Ontario loves to be at the top of rankings, but Ontario electricity users should be upset that we’re surging to the top of this particular ranking:
Ontario’s Green Energy Act (GEA) will soon put the province at or near the top of North American electricity costs, with serious consequences for the province’s economic growth and competitiveness, concludes a new report from the Fraser Institute, an independent, non-partisan Canadian think-tank.
“Already, the GEA has caused major price increases for large energy consumers, and we’re anticipating additional hikes of 40 to 50 per cent over the next few years,” said Ross McKitrick, Fraser Institute senior fellow and author of Environmental and Economic Consequences of Ontario’s Green Energy Act.

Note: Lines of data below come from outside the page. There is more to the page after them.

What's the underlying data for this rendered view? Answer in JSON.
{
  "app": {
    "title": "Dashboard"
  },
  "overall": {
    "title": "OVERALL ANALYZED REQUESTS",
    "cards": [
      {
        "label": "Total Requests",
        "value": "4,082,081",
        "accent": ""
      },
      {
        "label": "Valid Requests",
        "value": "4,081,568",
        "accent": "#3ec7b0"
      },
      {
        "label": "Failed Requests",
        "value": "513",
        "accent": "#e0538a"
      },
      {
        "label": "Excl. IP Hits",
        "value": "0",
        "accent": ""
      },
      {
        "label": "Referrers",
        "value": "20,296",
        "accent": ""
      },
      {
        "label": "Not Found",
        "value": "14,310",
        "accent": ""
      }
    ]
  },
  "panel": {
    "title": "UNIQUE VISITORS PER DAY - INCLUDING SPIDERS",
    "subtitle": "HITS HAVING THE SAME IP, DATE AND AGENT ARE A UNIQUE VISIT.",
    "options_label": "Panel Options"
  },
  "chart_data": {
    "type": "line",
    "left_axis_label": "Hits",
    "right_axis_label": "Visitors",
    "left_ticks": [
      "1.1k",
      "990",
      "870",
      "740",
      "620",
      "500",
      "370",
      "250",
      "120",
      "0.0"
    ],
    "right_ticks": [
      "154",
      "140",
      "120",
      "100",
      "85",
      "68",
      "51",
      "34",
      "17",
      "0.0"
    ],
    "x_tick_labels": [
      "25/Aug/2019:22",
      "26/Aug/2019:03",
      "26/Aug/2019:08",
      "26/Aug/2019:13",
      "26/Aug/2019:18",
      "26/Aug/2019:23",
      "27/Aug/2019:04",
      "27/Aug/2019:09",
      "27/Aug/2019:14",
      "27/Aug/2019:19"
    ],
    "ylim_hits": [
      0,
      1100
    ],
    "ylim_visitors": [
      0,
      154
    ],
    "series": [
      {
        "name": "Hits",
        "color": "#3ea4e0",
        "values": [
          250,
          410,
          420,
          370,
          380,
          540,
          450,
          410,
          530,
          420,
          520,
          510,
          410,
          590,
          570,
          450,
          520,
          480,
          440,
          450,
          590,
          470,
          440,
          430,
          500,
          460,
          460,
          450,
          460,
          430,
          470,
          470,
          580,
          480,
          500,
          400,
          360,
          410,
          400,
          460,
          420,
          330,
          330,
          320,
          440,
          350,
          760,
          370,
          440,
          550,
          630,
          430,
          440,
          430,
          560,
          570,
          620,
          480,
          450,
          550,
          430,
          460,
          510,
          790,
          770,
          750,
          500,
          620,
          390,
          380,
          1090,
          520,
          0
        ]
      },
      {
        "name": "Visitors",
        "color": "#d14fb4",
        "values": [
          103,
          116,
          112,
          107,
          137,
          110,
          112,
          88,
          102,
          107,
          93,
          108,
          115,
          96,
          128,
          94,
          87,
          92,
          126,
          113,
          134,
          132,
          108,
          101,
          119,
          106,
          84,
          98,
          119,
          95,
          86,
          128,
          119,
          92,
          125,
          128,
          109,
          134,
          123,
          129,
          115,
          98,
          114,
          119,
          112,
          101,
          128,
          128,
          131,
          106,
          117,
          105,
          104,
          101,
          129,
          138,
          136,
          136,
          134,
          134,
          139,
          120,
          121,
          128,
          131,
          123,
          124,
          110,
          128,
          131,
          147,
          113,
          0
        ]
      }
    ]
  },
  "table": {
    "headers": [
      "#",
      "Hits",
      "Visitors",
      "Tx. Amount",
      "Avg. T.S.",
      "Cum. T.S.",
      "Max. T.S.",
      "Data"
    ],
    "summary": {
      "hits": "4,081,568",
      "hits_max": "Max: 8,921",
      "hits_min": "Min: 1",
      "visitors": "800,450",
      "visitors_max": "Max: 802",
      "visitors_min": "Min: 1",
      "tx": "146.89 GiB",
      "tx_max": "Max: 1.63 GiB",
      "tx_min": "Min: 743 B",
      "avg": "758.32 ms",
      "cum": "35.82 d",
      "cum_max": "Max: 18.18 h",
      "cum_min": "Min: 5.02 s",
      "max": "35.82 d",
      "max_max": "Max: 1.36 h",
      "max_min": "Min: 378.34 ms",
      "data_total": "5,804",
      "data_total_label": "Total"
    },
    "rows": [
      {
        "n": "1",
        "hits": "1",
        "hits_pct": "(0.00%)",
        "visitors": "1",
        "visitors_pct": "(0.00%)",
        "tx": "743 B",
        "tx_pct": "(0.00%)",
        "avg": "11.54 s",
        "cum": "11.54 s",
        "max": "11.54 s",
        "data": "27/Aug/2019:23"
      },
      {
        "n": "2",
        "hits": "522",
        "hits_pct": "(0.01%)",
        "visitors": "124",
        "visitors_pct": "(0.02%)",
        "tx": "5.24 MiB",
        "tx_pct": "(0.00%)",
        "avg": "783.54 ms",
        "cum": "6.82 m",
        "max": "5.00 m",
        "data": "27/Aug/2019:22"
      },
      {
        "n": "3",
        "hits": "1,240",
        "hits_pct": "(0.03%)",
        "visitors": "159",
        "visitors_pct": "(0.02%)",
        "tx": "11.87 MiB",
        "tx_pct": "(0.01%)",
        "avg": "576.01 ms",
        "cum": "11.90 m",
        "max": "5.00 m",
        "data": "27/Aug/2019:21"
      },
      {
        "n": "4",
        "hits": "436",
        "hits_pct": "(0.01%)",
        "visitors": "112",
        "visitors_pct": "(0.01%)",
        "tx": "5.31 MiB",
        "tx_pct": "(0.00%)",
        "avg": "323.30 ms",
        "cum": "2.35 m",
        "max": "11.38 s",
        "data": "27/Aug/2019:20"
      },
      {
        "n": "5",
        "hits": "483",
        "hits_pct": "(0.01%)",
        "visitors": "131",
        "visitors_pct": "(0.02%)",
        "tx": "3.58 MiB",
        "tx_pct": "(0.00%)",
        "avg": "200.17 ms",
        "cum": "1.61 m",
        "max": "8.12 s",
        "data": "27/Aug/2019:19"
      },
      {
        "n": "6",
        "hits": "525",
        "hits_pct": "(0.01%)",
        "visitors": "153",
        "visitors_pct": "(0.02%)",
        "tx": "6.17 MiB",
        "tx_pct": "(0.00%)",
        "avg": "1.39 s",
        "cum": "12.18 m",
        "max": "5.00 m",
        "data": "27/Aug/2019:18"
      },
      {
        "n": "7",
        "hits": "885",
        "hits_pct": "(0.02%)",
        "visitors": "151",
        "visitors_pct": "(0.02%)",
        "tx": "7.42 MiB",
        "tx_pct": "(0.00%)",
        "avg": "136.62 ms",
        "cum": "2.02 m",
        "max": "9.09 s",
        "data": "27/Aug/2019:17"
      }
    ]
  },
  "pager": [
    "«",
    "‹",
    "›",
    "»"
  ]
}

“The Ontario government defends the GEA by referring to a confidential 2005 cost-benefit analysis on reducing air pollution from power plants. That report did not recommend pursuing wind or solar power, instead it looked at conventional pollution control methods which would have yielded the same environmental benefits as the GEA, but at a tenth of the current cost. If the province sticks to its targets for expanding renewables, the GEA will end up being 70 times costlier than the alternative, with no greater benefits.”
[. . .]
The study shows that the GEA’s focus on wind generation is particularly wasteful: 80 per cent of Ontario’s wind-power generation occurs when electricity demand is so low that the entire output is surplus and must be dumped on the export market at a substantial loss. The Auditor General of Ontario estimates that the province has already lost close to $2 billion on surplus wind exports, and figures from the electricity grid operator show the ongoing losses are $200 million annually.

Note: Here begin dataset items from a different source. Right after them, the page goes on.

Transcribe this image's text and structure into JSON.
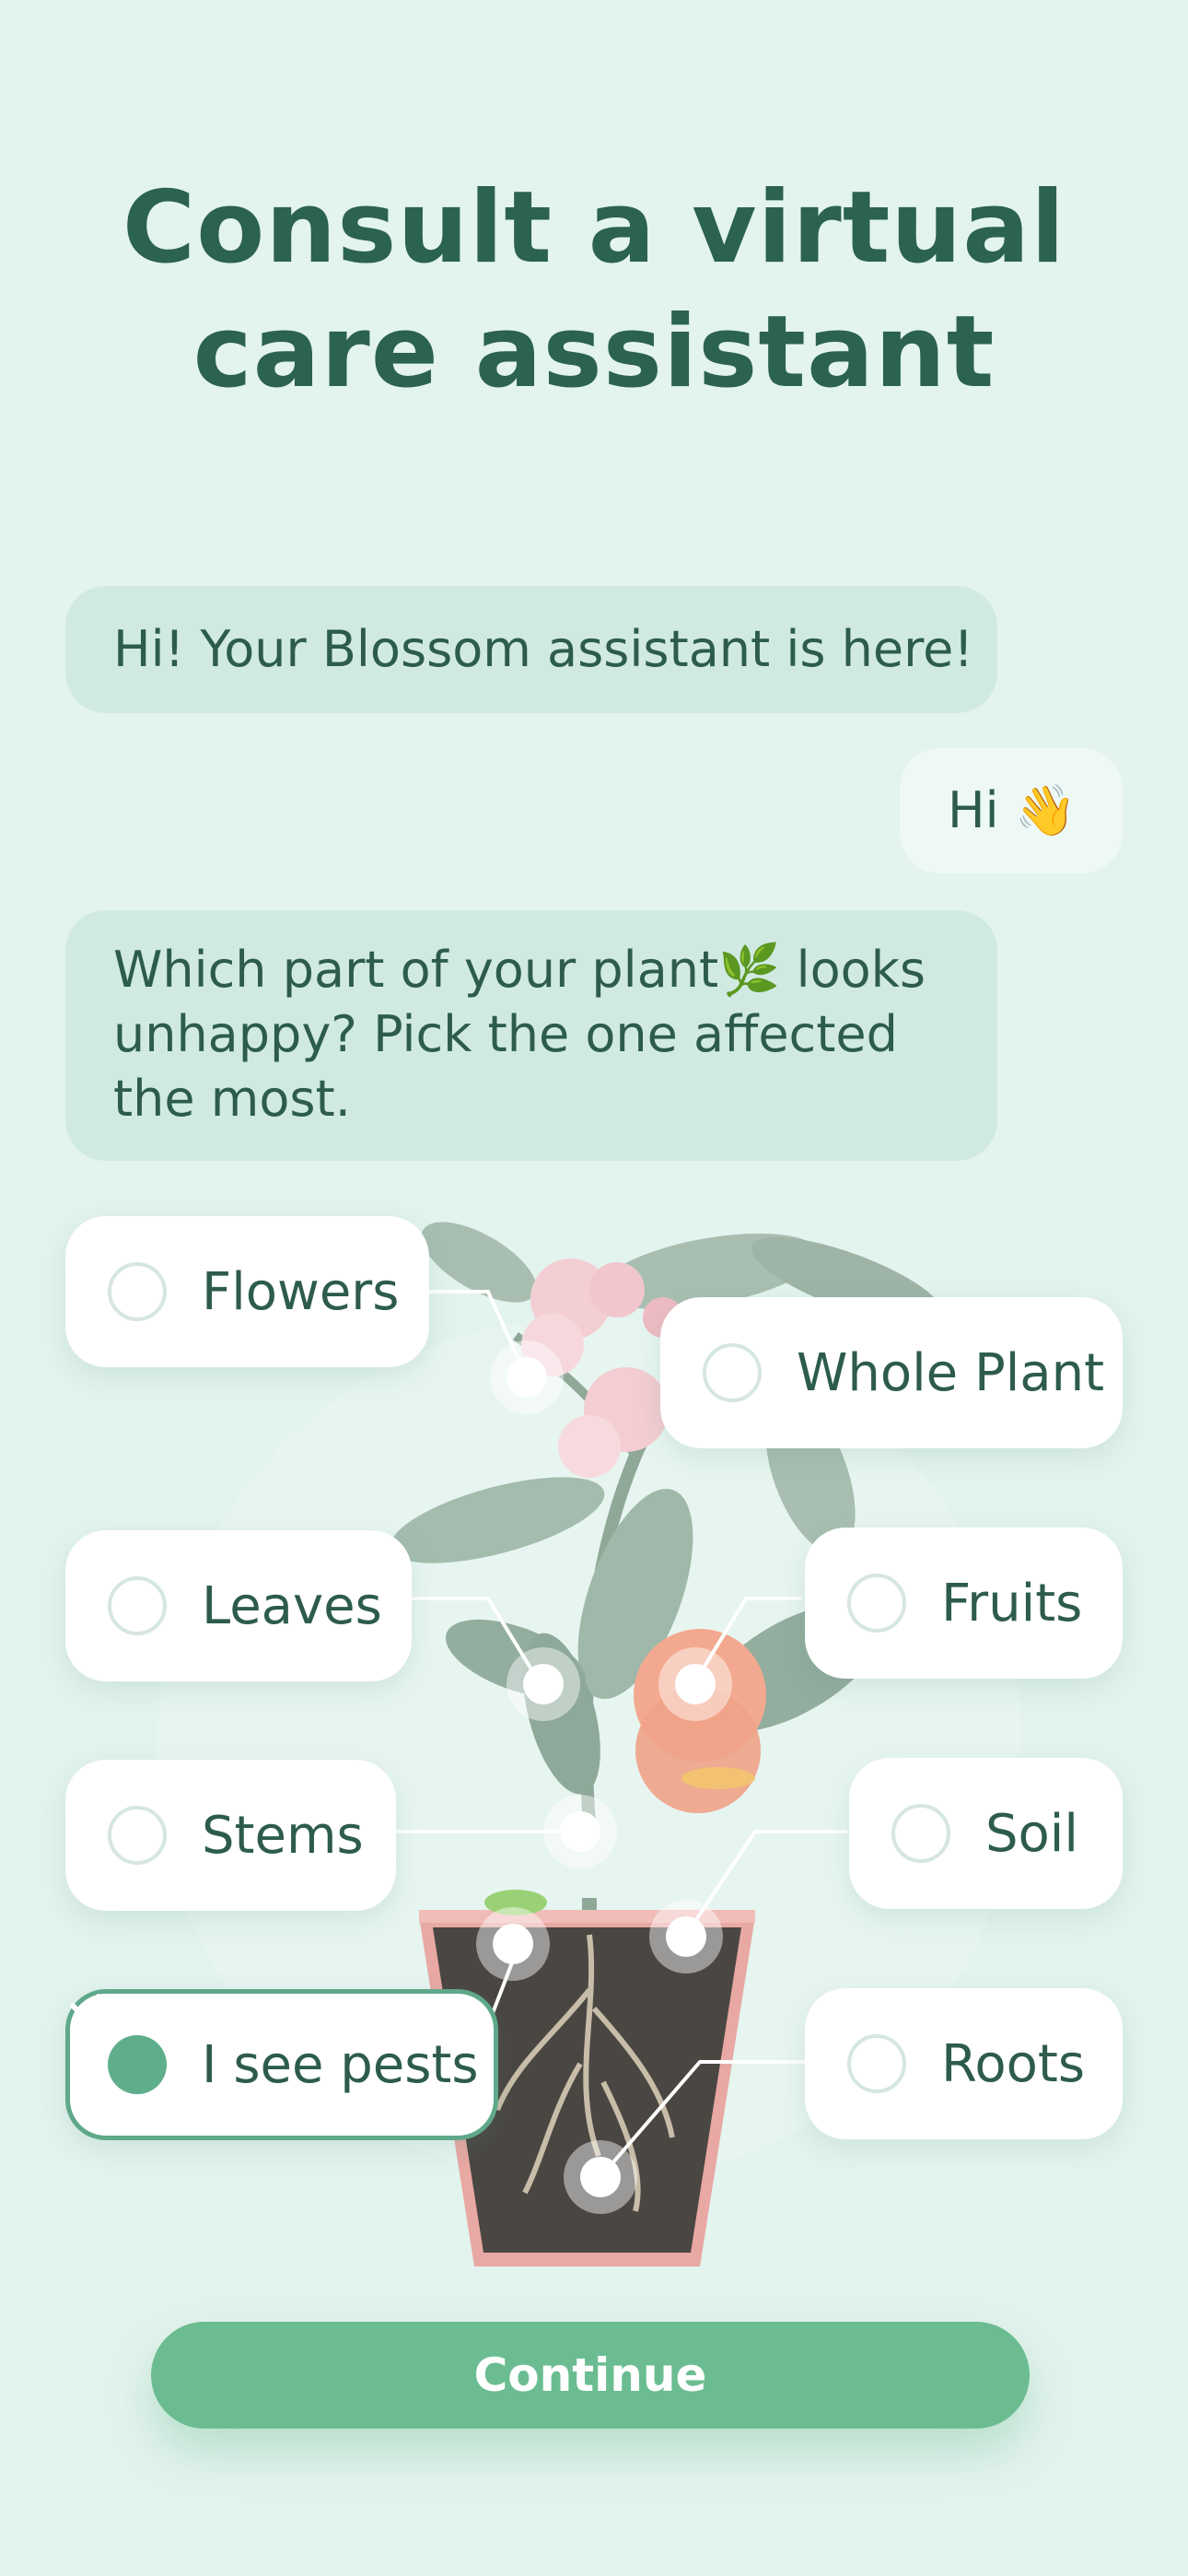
{
  "title_lines": [
    "Consult a virtual",
    "care assistant"
  ],
  "chat": {
    "assistant_greeting": "Hi! Your Blossom assistant is here!",
    "user_reply": "Hi 👋",
    "assistant_question": "Which part of your plant🌿 looks unhappy? Pick the one affected the most."
  },
  "options": {
    "flowers": "Flowers",
    "whole_plant": "Whole Plant",
    "leaves": "Leaves",
    "fruits": "Fruits",
    "stems": "Stems",
    "soil": "Soil",
    "pests": "I see pests",
    "roots": "Roots"
  },
  "selected_option": "I see pests",
  "continue_label": "Continue",
  "colors": {
    "background": "#e3f3ee",
    "title": "#2b6250",
    "accent": "#6bbd91",
    "assistant_bubble": "#d0eae2",
    "user_bubble": "#eef9f5"
  },
  "icons": [
    "radio-empty-icon",
    "radio-checked-icon",
    "plant-illustration"
  ]
}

The wind grid is also inherently inefficient due to the fluctuating nature of the power source. The report calculates that due to seasonal patterns, seven megawatts of wind energy are needed to provide a year-round replacement of one megawatt of conventional power.
“Consequently, the cost of achieving renewable energy targets for the coming years will be much higher than the Ontario government’s current projections,” McKitrick said.